Seit sich 2006 jedoch wieder islamische Gerichte in Mogadischu festgesetzt haben, geriet Somalia zunächst langsam und dann immer schneller wieder in das Blickfeld der Öffentlichkeit. Zu groß war die Angst vor einem zweiten Afghanistan und schon deshalb war es geboten, dem Land wieder etwas mehr Aufmerksamkeit zu schenken. Eigentlich viel zu spät, da es nicht der Anspruch einer modernen Welt sein kann, Staaten und Ordnungen scheitern zu lassen.
Der Rest Somalias war bevorzugtes Rückzugs- und Ausbildungsgebiet eines Gutteils des internationalen Terrorismus. Spätestens seit dem 11. September 2001 wurde dies bewußt, mehr als Schiffskontrollen fanden jedoch nicht statt. Ein neues "Somalia-Abenteuer" wollte niemand eingehen, zumal die Truppen immer noch in Afghanistan und dem Iraq gebunden waren.
Eine Übergangsregierung war bereits seit 2000 gebildet, seit 2004 mit Dienstsitz in Baidoa. Arbeiten konnte sie deshalb noch lange nicht, den sie war eine Regierung ohne Volk und Land. Mogadischu war nicht nur physisch weit weg, die Regierungen von Somaliland und Puntland waren nicht gewillt ihre Macht abzugeben. Erst die Machtübernahme islamistischen Union islamischer Gerichte und das Anwachsen der Flüchtlingsströme in Kenia und Äthiopien rief das Umfeld auf den Plan. Äthiopien versuchte, die Übergangsregierung zu stützen - und rief damit ganz nebenbei Eritrea auf den Plan, welches weniger aus Überzeugung für die Islamisten als aus Gegnerschaft zur Äthiopien die Islamisten unterstützte. Ende Dezember 2006 war es schließlich soweit und die Übergangsregierung konnte die Regierungspaläste in Mogadischu in Besitz nehmen.

Soweit zur Geschichte eines langen Konfliktes.

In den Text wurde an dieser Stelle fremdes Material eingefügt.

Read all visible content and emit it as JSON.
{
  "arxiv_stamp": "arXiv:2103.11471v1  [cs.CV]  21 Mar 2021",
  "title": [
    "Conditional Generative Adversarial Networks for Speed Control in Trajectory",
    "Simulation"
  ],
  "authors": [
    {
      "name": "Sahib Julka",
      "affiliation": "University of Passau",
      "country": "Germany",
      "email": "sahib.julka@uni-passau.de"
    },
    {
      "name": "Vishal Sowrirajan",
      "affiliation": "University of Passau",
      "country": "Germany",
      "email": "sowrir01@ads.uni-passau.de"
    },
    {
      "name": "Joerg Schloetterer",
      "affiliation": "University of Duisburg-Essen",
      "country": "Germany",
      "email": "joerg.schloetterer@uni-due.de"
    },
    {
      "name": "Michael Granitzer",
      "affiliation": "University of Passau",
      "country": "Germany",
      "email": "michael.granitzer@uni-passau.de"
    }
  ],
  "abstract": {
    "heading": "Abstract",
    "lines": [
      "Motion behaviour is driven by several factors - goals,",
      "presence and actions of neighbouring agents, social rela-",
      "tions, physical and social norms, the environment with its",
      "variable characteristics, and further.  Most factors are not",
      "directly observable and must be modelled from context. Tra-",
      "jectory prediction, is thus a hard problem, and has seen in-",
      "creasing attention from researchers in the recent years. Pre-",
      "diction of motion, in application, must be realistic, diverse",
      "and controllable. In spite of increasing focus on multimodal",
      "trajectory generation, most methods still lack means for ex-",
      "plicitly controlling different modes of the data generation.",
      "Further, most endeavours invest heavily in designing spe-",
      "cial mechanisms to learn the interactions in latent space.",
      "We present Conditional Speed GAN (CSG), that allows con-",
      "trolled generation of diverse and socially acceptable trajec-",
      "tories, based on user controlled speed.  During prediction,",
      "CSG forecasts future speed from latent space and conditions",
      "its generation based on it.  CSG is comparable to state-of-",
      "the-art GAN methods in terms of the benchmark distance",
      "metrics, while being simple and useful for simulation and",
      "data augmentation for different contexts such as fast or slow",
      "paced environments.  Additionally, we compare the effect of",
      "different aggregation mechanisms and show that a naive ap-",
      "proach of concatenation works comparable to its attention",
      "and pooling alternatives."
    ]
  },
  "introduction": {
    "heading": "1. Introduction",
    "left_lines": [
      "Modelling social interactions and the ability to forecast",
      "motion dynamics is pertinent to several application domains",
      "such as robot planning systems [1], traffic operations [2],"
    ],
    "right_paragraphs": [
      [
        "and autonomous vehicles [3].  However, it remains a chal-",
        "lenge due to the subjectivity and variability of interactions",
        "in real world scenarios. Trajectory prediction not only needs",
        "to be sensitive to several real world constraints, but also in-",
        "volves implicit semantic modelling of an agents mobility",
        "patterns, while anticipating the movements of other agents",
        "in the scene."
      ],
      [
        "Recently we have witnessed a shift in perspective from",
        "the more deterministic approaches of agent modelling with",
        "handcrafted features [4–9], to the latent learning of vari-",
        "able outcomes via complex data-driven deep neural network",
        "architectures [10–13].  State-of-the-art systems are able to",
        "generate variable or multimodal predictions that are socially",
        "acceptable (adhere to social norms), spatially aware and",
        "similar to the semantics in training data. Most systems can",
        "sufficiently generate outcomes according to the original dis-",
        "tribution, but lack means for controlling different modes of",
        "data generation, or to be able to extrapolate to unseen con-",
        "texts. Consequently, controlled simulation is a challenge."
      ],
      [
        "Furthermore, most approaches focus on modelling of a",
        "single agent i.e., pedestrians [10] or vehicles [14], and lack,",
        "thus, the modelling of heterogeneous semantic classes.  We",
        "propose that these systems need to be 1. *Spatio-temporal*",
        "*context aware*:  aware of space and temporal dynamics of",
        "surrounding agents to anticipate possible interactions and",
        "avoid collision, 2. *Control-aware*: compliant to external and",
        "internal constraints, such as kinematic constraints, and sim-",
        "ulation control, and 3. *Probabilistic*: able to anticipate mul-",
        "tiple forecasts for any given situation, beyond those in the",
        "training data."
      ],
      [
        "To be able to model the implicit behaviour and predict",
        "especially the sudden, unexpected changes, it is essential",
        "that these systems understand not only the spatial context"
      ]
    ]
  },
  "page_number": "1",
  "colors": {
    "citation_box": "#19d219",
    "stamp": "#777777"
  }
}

Der eigentliche Kern des Problems ist jedoch, dass sich die führenden Nationen der UN - die USA, die EU und Rußland - bislang auf eine wirksame und kohärente Somalia-Strategie nicht einigen konnten. Seit dem Abzug der internationalen Truppen wurde das Land allein gelassen und die Menschen ihrem Schicksal. Zu groß war die Angst, wieder GI´s durch die Straße geschleift zu sehen. Diese Angst kann jedoch nicht darüber hinwegtäuschen, dass der Sturm im Medienwind von 1991 zwar in der Form falsch, in der Sache richtig war.
Äthiopien hat dies als eines der ersten Länder erkannt. Sein Einmarsch ist dabei interessengeleitet: einerseits will es verhindern, dass die Ogaden, ethnisch wie politisch Somalia näher als Addis Abeba und schön mehrfach Konfliktherd zwischen beiden Ländern wie inneräthiopisch - erneut von Addis Abeba abfallen und andererseits hat es ein vitales Interesse, sich als regionale Ordnungsmacht zu etablieren. Hier geht es der Regierung Zenawi immer noch um einen gesicherten Seezugang, der derzeit nur über Djibouti besteht.

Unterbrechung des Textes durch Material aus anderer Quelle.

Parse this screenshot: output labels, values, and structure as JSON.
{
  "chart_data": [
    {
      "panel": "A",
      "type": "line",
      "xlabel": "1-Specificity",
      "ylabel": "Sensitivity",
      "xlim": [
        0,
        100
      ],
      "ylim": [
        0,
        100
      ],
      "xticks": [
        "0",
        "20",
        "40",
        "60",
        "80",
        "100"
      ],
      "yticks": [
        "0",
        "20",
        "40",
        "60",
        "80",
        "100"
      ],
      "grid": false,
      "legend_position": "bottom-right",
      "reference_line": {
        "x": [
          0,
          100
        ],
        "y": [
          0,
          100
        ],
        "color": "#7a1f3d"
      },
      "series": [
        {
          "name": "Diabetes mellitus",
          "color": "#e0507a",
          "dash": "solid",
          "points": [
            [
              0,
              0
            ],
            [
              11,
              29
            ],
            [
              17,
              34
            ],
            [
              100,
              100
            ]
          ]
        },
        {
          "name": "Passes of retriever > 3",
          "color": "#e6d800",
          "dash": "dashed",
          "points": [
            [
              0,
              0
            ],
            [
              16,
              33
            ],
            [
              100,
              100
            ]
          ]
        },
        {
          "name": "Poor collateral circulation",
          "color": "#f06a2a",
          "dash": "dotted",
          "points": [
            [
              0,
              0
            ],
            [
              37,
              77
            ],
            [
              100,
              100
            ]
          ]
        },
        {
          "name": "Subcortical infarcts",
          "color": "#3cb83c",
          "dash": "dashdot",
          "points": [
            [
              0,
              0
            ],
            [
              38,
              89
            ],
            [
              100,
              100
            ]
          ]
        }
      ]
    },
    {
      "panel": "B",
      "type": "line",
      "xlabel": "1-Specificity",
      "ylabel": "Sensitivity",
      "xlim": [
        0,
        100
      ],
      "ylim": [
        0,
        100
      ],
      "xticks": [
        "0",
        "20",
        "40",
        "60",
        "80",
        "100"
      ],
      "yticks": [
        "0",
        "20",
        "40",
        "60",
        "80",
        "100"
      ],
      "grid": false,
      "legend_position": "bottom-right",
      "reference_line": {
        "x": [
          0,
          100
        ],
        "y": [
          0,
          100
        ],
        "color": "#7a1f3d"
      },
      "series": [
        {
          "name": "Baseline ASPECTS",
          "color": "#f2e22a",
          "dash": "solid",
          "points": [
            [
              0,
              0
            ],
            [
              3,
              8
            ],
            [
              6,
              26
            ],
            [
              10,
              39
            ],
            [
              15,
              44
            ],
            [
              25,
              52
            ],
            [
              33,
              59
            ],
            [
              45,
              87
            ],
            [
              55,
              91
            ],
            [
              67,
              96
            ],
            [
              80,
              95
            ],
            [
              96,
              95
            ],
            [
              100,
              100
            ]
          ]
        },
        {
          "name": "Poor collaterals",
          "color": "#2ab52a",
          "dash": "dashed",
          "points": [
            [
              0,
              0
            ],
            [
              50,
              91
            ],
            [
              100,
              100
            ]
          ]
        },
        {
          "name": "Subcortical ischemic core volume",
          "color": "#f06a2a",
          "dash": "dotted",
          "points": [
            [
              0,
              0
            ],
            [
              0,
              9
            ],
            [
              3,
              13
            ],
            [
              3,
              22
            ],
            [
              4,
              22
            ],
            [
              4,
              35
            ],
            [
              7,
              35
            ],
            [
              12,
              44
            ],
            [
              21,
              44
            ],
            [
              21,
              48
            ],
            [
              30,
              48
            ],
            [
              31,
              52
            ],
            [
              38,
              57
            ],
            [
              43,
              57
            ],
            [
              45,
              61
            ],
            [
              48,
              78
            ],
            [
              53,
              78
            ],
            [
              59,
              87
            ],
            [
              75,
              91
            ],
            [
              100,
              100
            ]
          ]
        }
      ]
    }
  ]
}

Zenawi war einmal angetreten, als Demokrat Äthiopien in eine neue Zeit zu führen. Er vertrieb Diktator Mengistu, er sicherte den Weg Eritreas in die Unabhängigkeit und baute eine leidlich funktionierende Demokratie auf. Die Ogaden blieben aber immer eine Konfliktpunkt Äthiopiens, ein uralter. Aber Zenawi schaffte es, Äthiopien als starke Regionalmacht auszubauen. Der Konflikt mit Eritrea stärkte ihn eher darin und ihm kam zugute, das sowohl Eritrea als auch der Sudan lange Zeit entwicklungspolitischer Kritikpunkt der Region waren. Zwar wurde im Sudan zwischenzeitlich eine Entwicklung eingeleitet, den den südlichen und den nördlichen Teil versöhnte, gleichzeitig wurde in Darfur jedoch ein neuer Konfliktherd aufgerissen und die Regierung in Khartoum kam denoch nicht aus der internationalen Isolation heraus. Äthiopien war quasi der ruhende Pol und hat sich nun des somalischen Problems angenommen.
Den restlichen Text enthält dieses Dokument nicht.